Mr. Abe has written that he felt “strong repulsion” at suggestions that his grandfather was a war criminal suspect. “Because of that experience, I may have become emotionally attached to ‘conservatism,’ on the contrary,” he wrote in his book “Toward a Beautiful Country”, according to a report in the Japan Times .

The Chinese government is showcasing this war time history even as it ratchets up international pressure on Japan. The Shenyang museum was refurbished in 1997 and cost 100 million Yuan to build ($ 16 million), according to curator Jing Xiaoguang. He said it receives 8 million visitors a year, with school students accounting for around 60 per cent.

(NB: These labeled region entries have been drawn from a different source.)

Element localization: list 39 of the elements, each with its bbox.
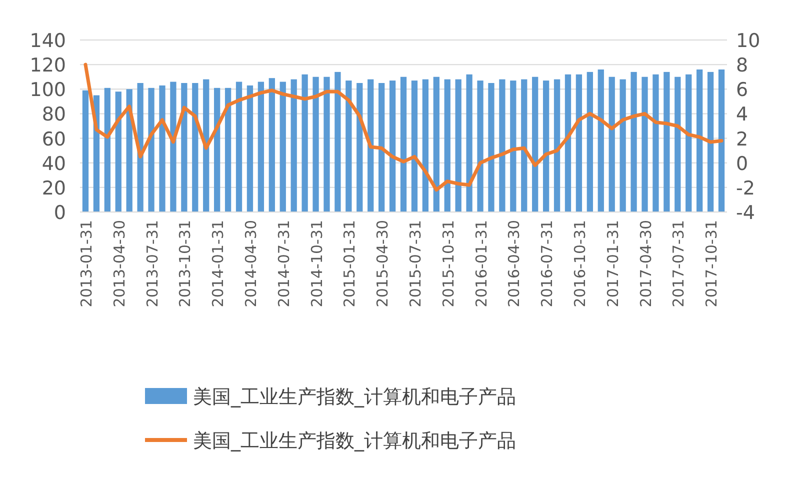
x-tick-label: 2016-10-31	[570, 220, 589, 308]
x-tick-label: 2016-01-31	[472, 220, 490, 308]
y-tick-label: 120	[30, 54, 66, 77]
y2-tick-label: 2	[736, 128, 748, 150]
x-tick-label: 2013-10-31	[176, 220, 194, 308]
x-tick-label: 2015-04-30	[374, 220, 392, 308]
x-tick-label: 2016-04-30	[505, 220, 524, 308]
y2-tick-label: -4	[736, 202, 755, 224]
x-tick-label: 2015-07-31	[406, 220, 424, 308]
x-tick-label: 2017-07-31	[670, 220, 688, 308]
y-tick-label: 100	[30, 79, 66, 102]
x-tick-label: 2013-07-31	[143, 220, 162, 308]
x-tick-label: 2015-01-31	[340, 220, 359, 308]
x-tick-label: 2017-10-31	[702, 220, 721, 308]
y-tick-label: 0	[54, 202, 66, 224]
y-tick-label: 80	[42, 104, 66, 126]
y2-tick-label: -2	[736, 177, 755, 200]
y2-tick-label: 10	[736, 30, 760, 52]
y-tick-label: 140	[30, 30, 66, 52]
x-tick-label: 2017-01-31	[604, 220, 622, 308]
y2-tick-label: 4	[736, 104, 748, 126]
x-tick-label: 2017-04-30	[636, 220, 655, 308]
x-tick-label: 2014-04-30	[242, 220, 260, 308]
y-tick-label: 60	[42, 128, 66, 150]
y2-tick-label: 6	[736, 79, 748, 102]
x-tick-label: 2014-07-31	[274, 220, 293, 308]
legend-label: 美国_工业生产指数_计算机和电子产品	[193, 430, 516, 452]
x-tick-label: 2013-01-31	[77, 220, 96, 308]
x-tick-label: 2016-07-31	[538, 220, 556, 308]
y2-tick-label: 0	[736, 152, 748, 175]
legend-label: 美国_工业生产指数_计算机和电子产品	[193, 386, 516, 408]
line-series	[84, 62, 724, 192]
y2-tick-label: 8	[736, 54, 748, 77]
x-tick-label: 2015-10-31	[439, 220, 458, 308]
x-tick-label: 2013-04-30	[110, 220, 128, 308]
x-tick-label: 2014-01-31	[209, 220, 228, 308]
x-tick-label: 2014-10-31	[308, 220, 326, 308]
y-tick-label: 20	[42, 177, 66, 200]
y-tick-label: 40	[42, 152, 66, 175]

Exhibits display mass graves and include gruesome photographs, showing the severed heads of Chinese lining Shenyang’s streets and torture in camps.

“From that day on the Japanese invaders went on to commit numerous massacres of unparalleled savagery and committed innumerable criminal acts,” says one plaque. “The Chinese people suffered more than 5,000 days and nights of hatred and terror.”